I'm looking to read from std::in
with a syntax as below (it is always int
, int
, int
, char[]
/str
). What would be the fastest way to parse the data into an int array[3]
and either a string or char
array.
#NumberOfLines(i.e.10000000)
1,2,2,'abc'
2,2,2,'abcd'
1,2,3,'ab'
...1M+ to 10M+ more lines, always in the form of (int,int,int,str)
At the moment, I'm doing something along the lines of.
//unsync stdio
std::ios_base::sync_with_stdio (false);
std::cin.tie(NULL);
//read from cin
for(i in amount of lines in stdin){
getline(cin,str);
if(i<3){
int commaindex = str.find(',');
string substring = str.substr(0,commaindex);
array[i]=atoi(substring.c_str());
str.erase(0,commaindex+1)
}else{
label = str;
}
//assign array and label to other stuff and do other stuff, repeat
}
I'm quite new to C++ and recently learned profiling with Visual Studio however not the best at interpreting it. IO takes up 68.2% and kernel takes 15.8% of CPU usage. getline()
covers 35.66% of the elapsed inclusive time.
Is there any way I can do something similar to reading large chunks at once to avoid calling getline()
as much? I've been told fgets()
is much faster, however, I'm unsure of how to use it when I cannot predict the number of characters to specify.
I've attempted to use scanf
as follows, however it was slower than getline
method. Also have used `stringstreams, but that was incredibly slow.
scanf("%i,%i,%i,%s",&array[0],&array[1],&array[2],str);
Also if it matters, it is run on a server with low memory available. I think reading the entire input to buffer would not be viable? Thanks!
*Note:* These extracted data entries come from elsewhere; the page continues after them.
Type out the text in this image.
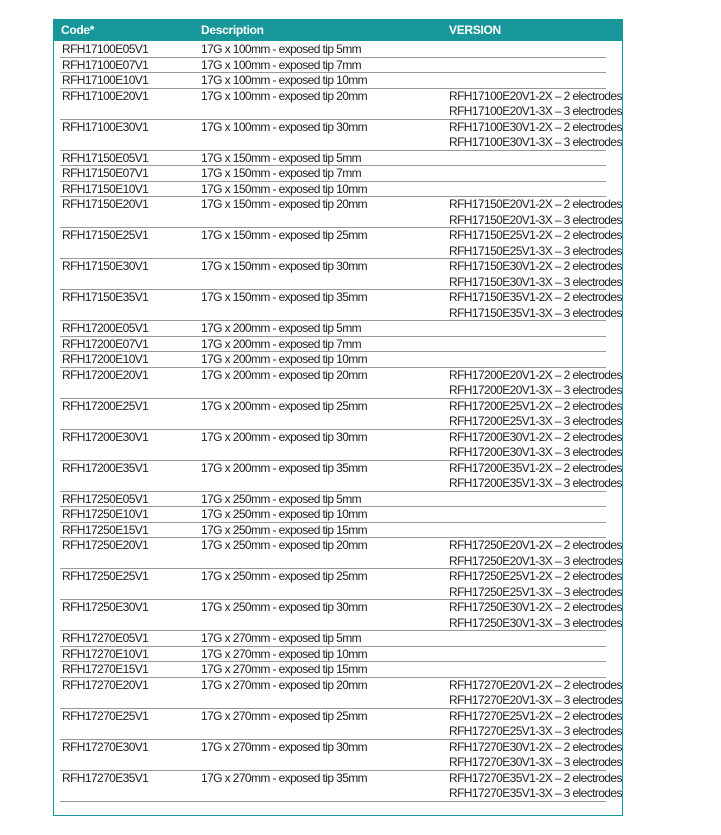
Code*	Description	VERSION
RFH17100E05V1	17G x 100mm - exposed tip 5mm
RFH17100E07V1	17G x 100mm - exposed tip 7mm
RFH17100E10V1	17G x 100mm - exposed tip 10mm
RFH17100E20V1	17G x 100mm - exposed tip 20mm	RFH17100E20V1-2X – 2 electrodes
RFH17100E20V1-3X – 3 electrodes
RFH17100E30V1	17G x 100mm - exposed tip 30mm	RFH17100E30V1-2X – 2 electrodes
RFH17100E30V1-3X – 3 electrodes
RFH17150E05V1	17G x 150mm - exposed tip 5mm
RFH17150E07V1	17G x 150mm - exposed tip 7mm
RFH17150E10V1	17G x 150mm - exposed tip 10mm
RFH17150E20V1	17G x 150mm - exposed tip 20mm	RFH17150E20V1-2X – 2 electrodes
RFH17150E20V1-3X – 3 electrodes
RFH17150E25V1	17G x 150mm - exposed tip 25mm	RFH17150E25V1-2X – 2 electrodes
RFH17150E25V1-3X – 3 electrodes
RFH17150E30V1	17G x 150mm - exposed tip 30mm	RFH17150E30V1-2X – 2 electrodes
RFH17150E30V1-3X – 3 electrodes
RFH17150E35V1	17G x 150mm - exposed tip 35mm	RFH17150E35V1-2X – 2 electrodes
RFH17150E35V1-3X – 3 electrodes
RFH17200E05V1	17G x 200mm - exposed tip 5mm
RFH17200E07V1	17G x 200mm - exposed tip 7mm
RFH17200E10V1	17G x 200mm - exposed tip 10mm
RFH17200E20V1	17G x 200mm - exposed tip 20mm	RFH17200E20V1-2X – 2 electrodes
RFH17200E20V1-3X – 3 electrodes
RFH17200E25V1	17G x 200mm - exposed tip 25mm	RFH17200E25V1-2X – 2 electrodes
RFH17200E25V1-3X – 3 electrodes
RFH17200E30V1	17G x 200mm - exposed tip 30mm	RFH17200E30V1-2X – 2 electrodes
RFH17200E30V1-3X – 3 electrodes
RFH17200E35V1	17G x 200mm - exposed tip 35mm	RFH17200E35V1-2X – 2 electrodes
RFH17200E35V1-3X – 3 electrodes
RFH17250E05V1	17G x 250mm - exposed tip 5mm
RFH17250E10V1	17G x 250mm - exposed tip 10mm
RFH17250E15V1	17G x 250mm - exposed tip 15mm
RFH17250E20V1	17G x 250mm - exposed tip 20mm	RFH17250E20V1-2X – 2 electrodes
RFH17250E20V1-3X – 3 electrodes
RFH17250E25V1	17G x 250mm - exposed tip 25mm	RFH17250E25V1-2X – 2 electrodes
RFH17250E25V1-3X – 3 electrodes
RFH17250E30V1	17G x 250mm - exposed tip 30mm	RFH17250E30V1-2X – 2 electrodes
RFH17250E30V1-3X – 3 electrodes
RFH17270E05V1	17G x 270mm - exposed tip 5mm
RFH17270E10V1	17G x 270mm - exposed tip 10mm
RFH17270E15V1	17G x 270mm - exposed tip 15mm
RFH17270E20V1	17G x 270mm - exposed tip 20mm	RFH17270E20V1-2X – 2 electrodes
RFH17270E20V1-3X – 3 electrodes
RFH17270E25V1	17G x 270mm - exposed tip 25mm	RFH17270E25V1-2X – 2 electrodes
RFH17270E25V1-3X – 3 electrodes
RFH17270E30V1	17G x 270mm - exposed tip 30mm	RFH17270E30V1-2X – 2 electrodes
RFH17270E30V1-3X – 3 electrodes
RFH17270E35V1	17G x 270mm - exposed tip 35mm	RFH17270E35V1-2X – 2 electrodes
RFH17270E35V1-3X – 3 electrodes
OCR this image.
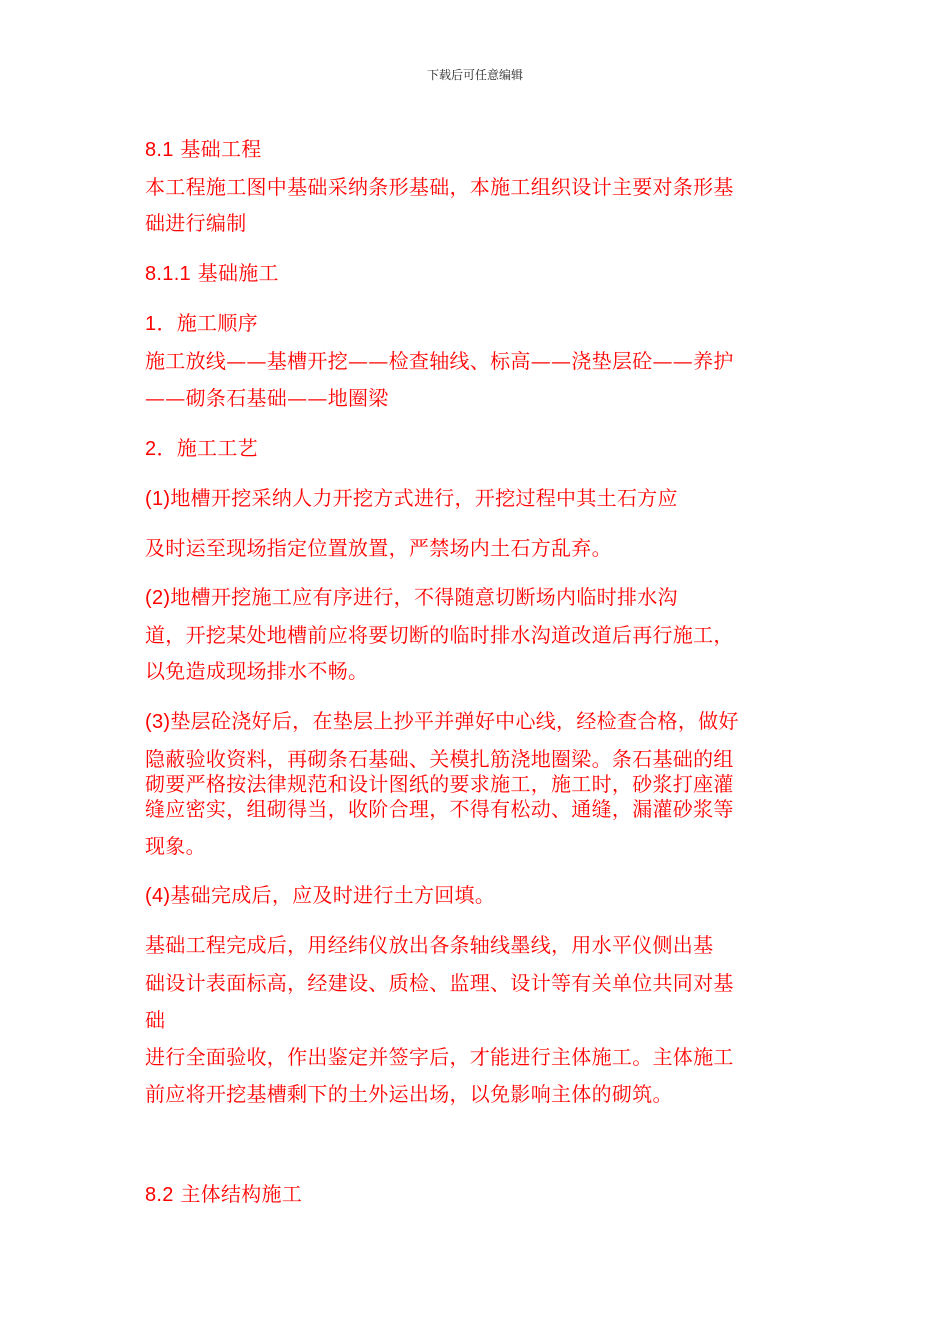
下载后可任意编辑
8.1 基础工程
本工程施工图中基础采纳条形基础，本施工组织设计主要对条形基
础进行编制
8.1.1 基础施工
1．施工顺序
施工放线——基槽开挖——检查轴线、标高——浇垫层砼——养护
——砌条石基础——地圈梁
2．施工工艺
(1)地槽开挖采纳人力开挖方式进行，开挖过程中其土石方应
及时运至现场指定位置放置，严禁场内土石方乱弃。
(2)地槽开挖施工应有序进行，不得随意切断场内临时排水沟
道，开挖某处地槽前应将要切断的临时排水沟道改道后再行施工，
以免造成现场排水不畅。
(3)垫层砼浇好后，在垫层上抄平并弹好中心线，经检查合格，做好
隐蔽验收资料，再砌条石基础、关模扎筋浇地圈梁。条石基础的组
砌要严格按法律规范和设计图纸的要求施工，施工时，砂浆打座灌
缝应密实，组砌得当，收阶合理，不得有松动、通缝，漏灌砂浆等
现象。
(4)基础完成后，应及时进行土方回填。
基础工程完成后，用经纬仪放出各条轴线墨线，用水平仪侧出基
础设计表面标高，经建设、质检、监理、设计等有关单位共同对基
础
进行全面验收，作出鉴定并签字后，才能进行主体施工。主体施工
前应将开挖基槽剩下的土外运出场，以免影响主体的砌筑。
8.2 主体结构施工
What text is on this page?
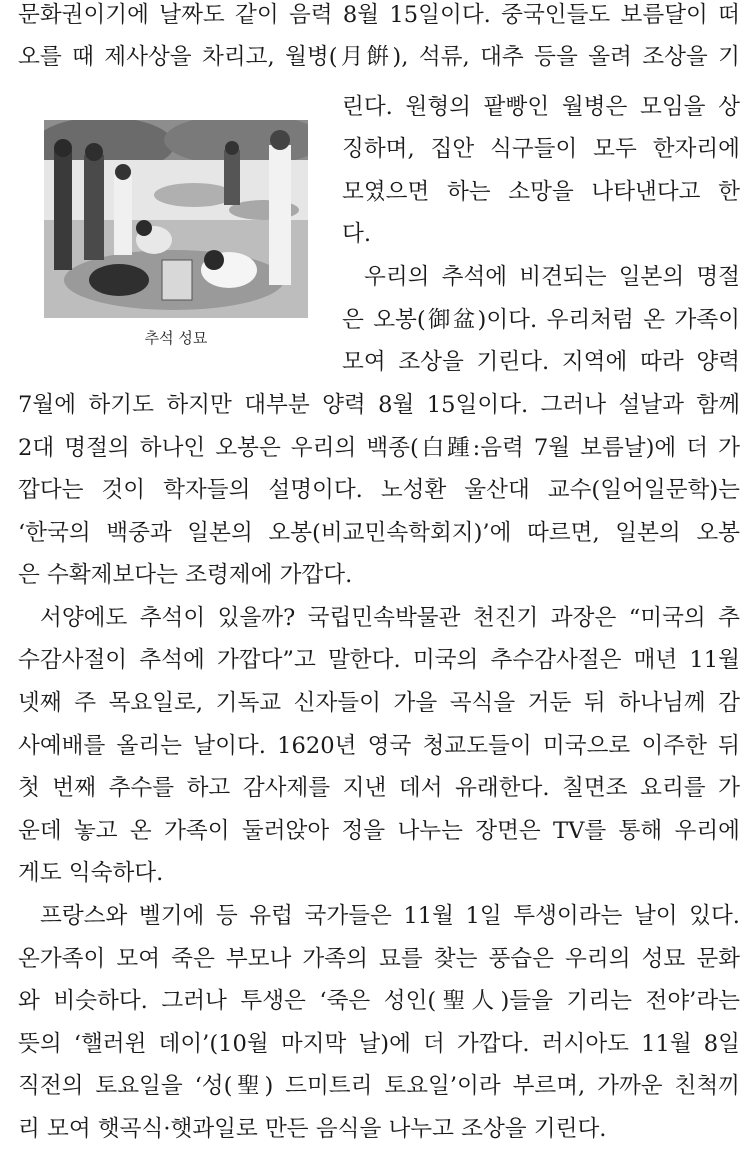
추석 성묘
문화권이기에 날짜도 같이 음력 8월 15일이다. 중국인들도 보름달이 떠
오를 때 제사상을 차리고, 월병(月餠), 석류, 대추 등을 올려 조상을 기
린다. 원형의 팥빵인 월병은 모임을 상
징하며, 집안 식구들이 모두 한자리에
모였으면 하는 소망을 나타낸다고 한
다.
우리의 추석에 비견되는 일본의 명절
은 오봉(御盆)이다. 우리처럼 온 가족이
모여 조상을 기린다. 지역에 따라 양력
7월에 하기도 하지만 대부분 양력 8월 15일이다. 그러나 설날과 함께
2대 명절의 하나인 오봉은 우리의 백종(白踵:음력 7월 보름날)에 더 가
깝다는 것이 학자들의 설명이다. 노성환 울산대 교수(일어일문학)는
‘한국의 백중과 일본의 오봉(비교민속학회지)’에 따르면, 일본의 오봉
은 수확제보다는 조령제에 가깝다.
서양에도 추석이 있을까? 국립민속박물관 천진기 과장은 “미국의 추
수감사절이 추석에 가깝다”고 말한다. 미국의 추수감사절은 매년 11월
넷째 주 목요일로, 기독교 신자들이 가을 곡식을 거둔 뒤 하나님께 감
사예배를 올리는 날이다. 1620년 영국 청교도들이 미국으로 이주한 뒤
첫 번째 추수를 하고 감사제를 지낸 데서 유래한다. 칠면조 요리를 가
운데 놓고 온 가족이 둘러앉아 정을 나누는 장면은 TV를 통해 우리에
게도 익숙하다.
프랑스와 벨기에 등 유럽 국가들은 11월 1일 투생이라는 날이 있다.
온가족이 모여 죽은 부모나 가족의 묘를 찾는 풍습은 우리의 성묘 문화
와 비슷하다. 그러나 투생은 ‘죽은 성인(聖人)들을 기리는 전야’라는
뜻의 ‘핼러윈 데이’(10월 마지막 날)에 더 가깝다. 러시아도 11월 8일
직전의 토요일을 ‘성(聖) 드미트리 토요일’이라 부르며, 가까운 친척끼
리 모여 햇곡식·햇과일로 만든 음식을 나누고 조상을 기린다.
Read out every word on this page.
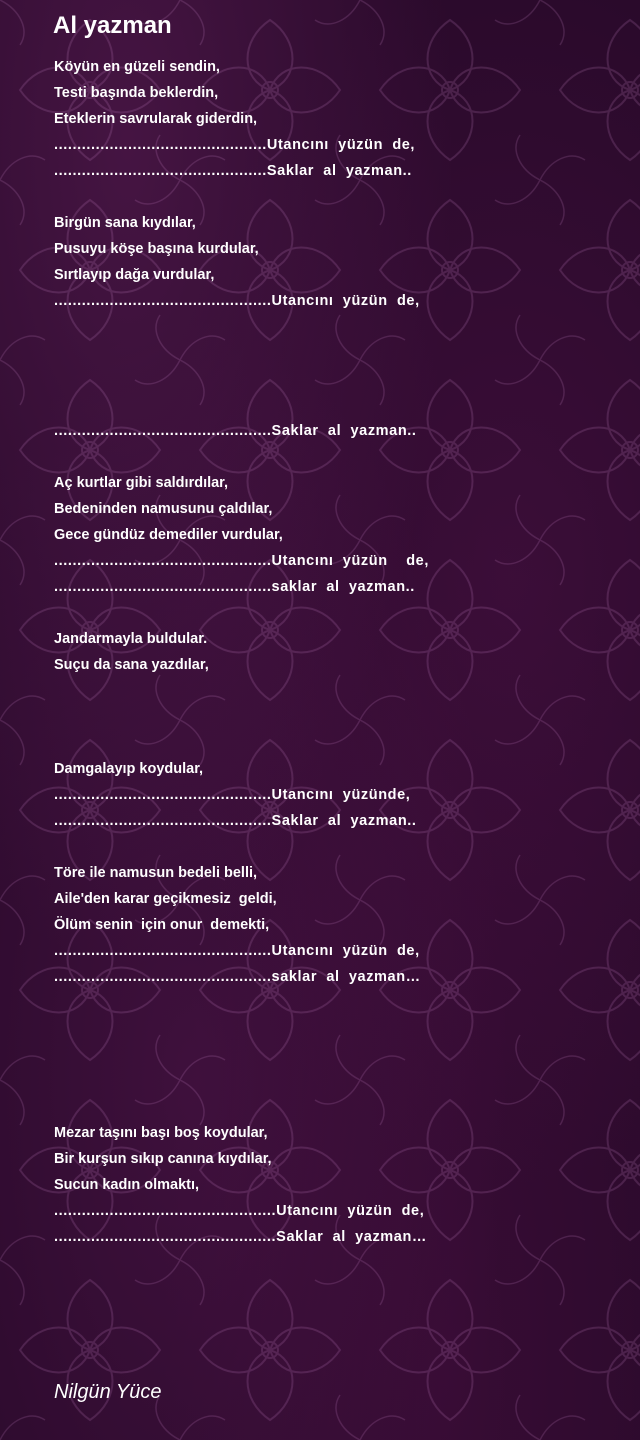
Al yazman
Köyün en güzeli sendin,
Testi başında beklerdin,
Eteklerin savrularak giderdin,
..............................................Utancını  yüzün  de,
..............................................Saklar  al  yazman..
Birgün sana kıydılar,
Pusuyu köşe başına kurdular,
Sırtlayıp dağa vurdular,
...............................................Utancını  yüzün  de,
...............................................Saklar  al  yazman..
Aç kurtlar gibi saldırdılar,
Bedeninden namusunu çaldılar,
Gece gündüz demediler vurdular,
...............................................Utancını  yüzün    de,
...............................................saklar  al  yazman..
Jandarmayla buldular.
Suçu da sana yazdılar,
Damgalayıp koydular,
...............................................Utancını  yüzünde,
...............................................Saklar  al  yazman..
Töre ile namusun bedeli belli,
Aile'den karar geçikmesiz  geldi,
Ölüm senin  için onur  demekti,
...............................................Utancını  yüzün  de,
...............................................saklar  al  yazman…
Mezar taşını başı boş koydular,
Bir kurşun sıkıp canına kıydılar,
Sucun kadın olmaktı,
................................................Utancını  yüzün  de,
................................................Saklar  al  yazman…
Nilgün Yüce
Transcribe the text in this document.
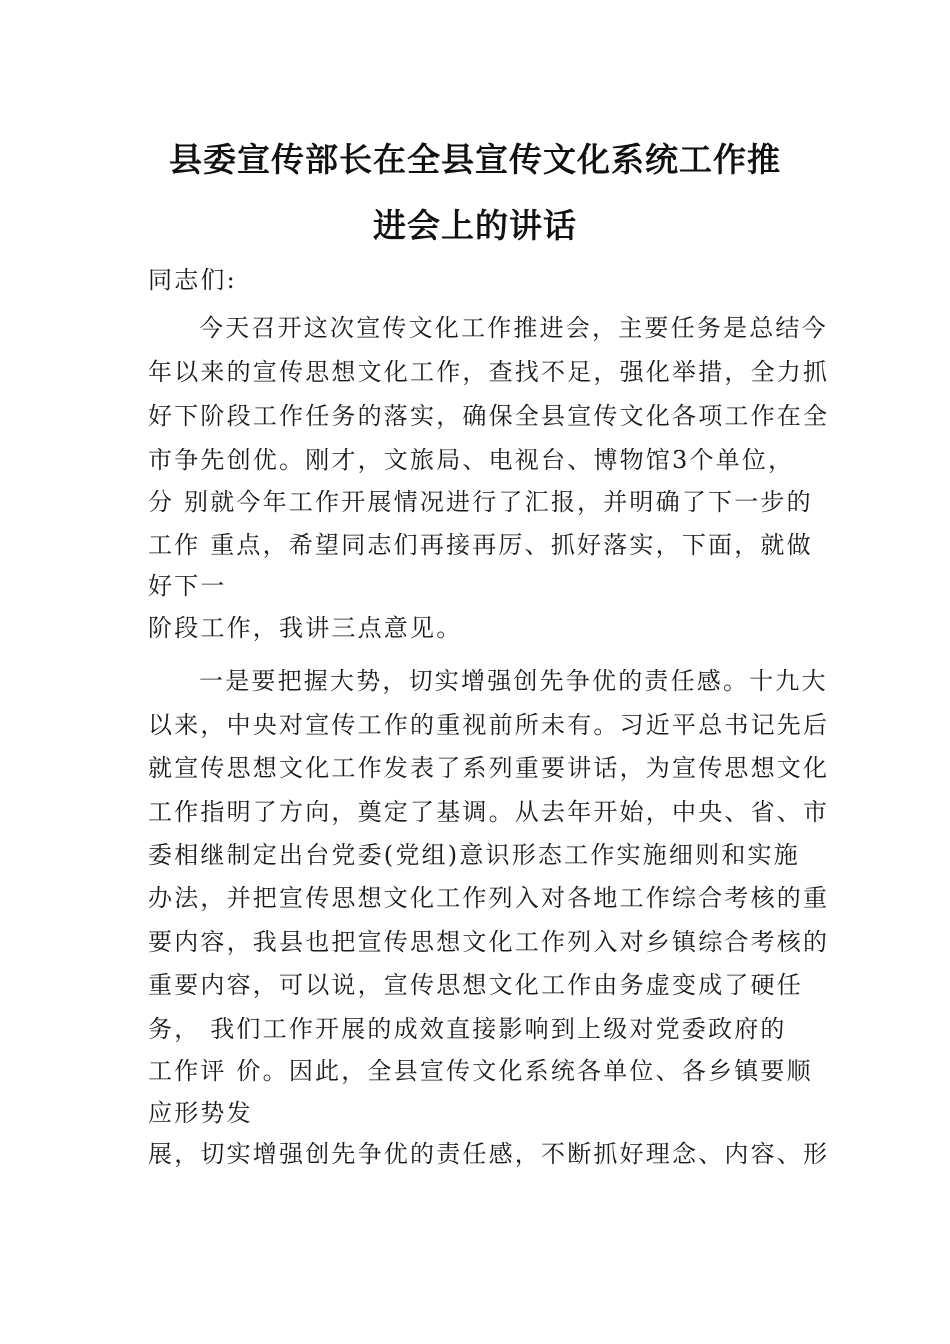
县委宣传部长在全县宣传文化系统工作推
进会上的讲话
同志们:
今天召开这次宣传文化工作推进会，主要任务是总结今
年以来的宣传思想文化工作，查找不足，强化举措，全力抓
好下阶段工作任务的落实，确保全县宣传文化各项工作在全
市争先创优。刚才，文旅局、电视台、博物馆3个单位，
分 别就今年工作开展情况进行了汇报，并明确了下一步的
工作 重点，希望同志们再接再厉、抓好落实，下面，就做
好下一
阶段工作，我讲三点意见。
一是要把握大势，切实增强创先争优的责任感。十九大
以来，中央对宣传工作的重视前所未有。习近平总书记先后
就宣传思想文化工作发表了系列重要讲话，为宣传思想文化
工作指明了方向，奠定了基调。从去年开始，中央、省、市
委相继制定出台党委(党组)意识形态工作实施细则和实施
办法，并把宣传思想文化工作列入对各地工作综合考核的重
要内容，我县也把宣传思想文化工作列入对乡镇综合考核的
重要内容，可以说，宣传思想文化工作由务虚变成了硬任
务， 我们工作开展的成效直接影响到上级对党委政府的
工作评 价。因此，全县宣传文化系统各单位、各乡镇要顺
应形势发
展，切实增强创先争优的责任感，不断抓好理念、内容、形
Update: Using @ted-lyngmo approach, gathered the results below.
time wc datafile
real 4m53.506s
user 4m14.219s
sys 0m36.781s
time ./a.out < datafile
real 2m50.657s
user 1m55.469s
sys 0m54.422s
time ./a.out datafile
real 2m40.367s
user 1m53.523s
sys 0m53.234s
You could use std::from_chars
(and reserve()
the approximate amount of lines you have in the file, if you store the values in a vector
for example). I also suggest adding support for reading directly from the file. Reading from a file opened by the program is (at least for me) faster than reading from std::cin
(even with sync_with_stdio(false)
).
Example:
#include <algorithm> // std::for_each
#include <cctype> // std::isspace
#include <charconv> // std::from_chars
#include <cstdio> // std::perror
#include <fstream>
#include <iostream>
#include <iterator> // std::istream_iterator
#include <limits> // std::numeric_limits
struct foo {
int a[3];
std::string s;
};
std::istream& operator>>(std::istream& is, foo& f) {
if(std::getline(is, f.s)) {
std::from_chars_result fcr{f.s.data(), {}};
const char* end = f.s.data() + f.s.size();
// extract the numbers
for(unsigned i = 0; i < 3 && fcr.ptr < end; ++i) {
fcr = std::from_chars(fcr.ptr, end, f.a[i]);
if(fcr.ec != std::errc{}) {
is.setstate(std::ios::failbit);
return is;
}
// find next non-whitespace
do ++fcr.ptr;
while(fcr.ptr < end &&
std::isspace(static_cast<unsigned char>(*fcr.ptr)));
}
// extract the string
if(++fcr.ptr < end)
f.s = std::string(fcr.ptr, end - 1);
else
is.setstate(std::ios::failbit);
}
return is;
}
std::ostream& operator<<(std::ostream& os, const foo& f) {
for(int i = 0; i < 3; ++i) {
os << f.a[i] << ',';
}
return os << '\'' << f.s << "'\n";
}
int main(int argc, char* argv[]) {
std::ifstream ifs;
if(argc >= 2) {
ifs.open(argv[1]); // if a filename is given as argument
if(!ifs) {
std::perror(argv[1]);
return 1;
}
} else {
std::ios_base::sync_with_stdio(false);
std::cin.tie(nullptr);
}
std::istream& is = argc >= 2 ? ifs : std::cin;
// ignore the first line - it's of no use in this demo
is.ignore(std::numeric_limits<std::streamsize>::max(), '\n');
// read all `foo`s from the stream
std::uintmax_t co = 0;
std::for_each(std::istream_iterator<foo>(is), std::istream_iterator<foo>(),
[&co](const foo& f) {
// Process each foo here
// Just counting them for demo purposes:
++co;
});
std::cout << co << '\n';
}
My test runs on a file with 1'000'000'000 lines with content looking like below:
2,2,2,'abcd'
2, 2,2,'abcd'
2, 2, 2,'abcd'
2, 2, 2, 'abcd'
Unix time wc datafile
1000000000 2500000000 14500000000 datafile
real 1m53.440s
user 1m48.001s
sys 0m3.215s
time ./my_from_chars_prog datafile
1000000000
real 1m43.471s
user 1m28.247s
sys 0m5.622s
From this comparison I think one can see that my_from_chars_prog
is able to successfully parse all entries pretty fast. It was consistently faster at doing so than wc
- a standard unix tool whos only purpose is to count lines, words and characters.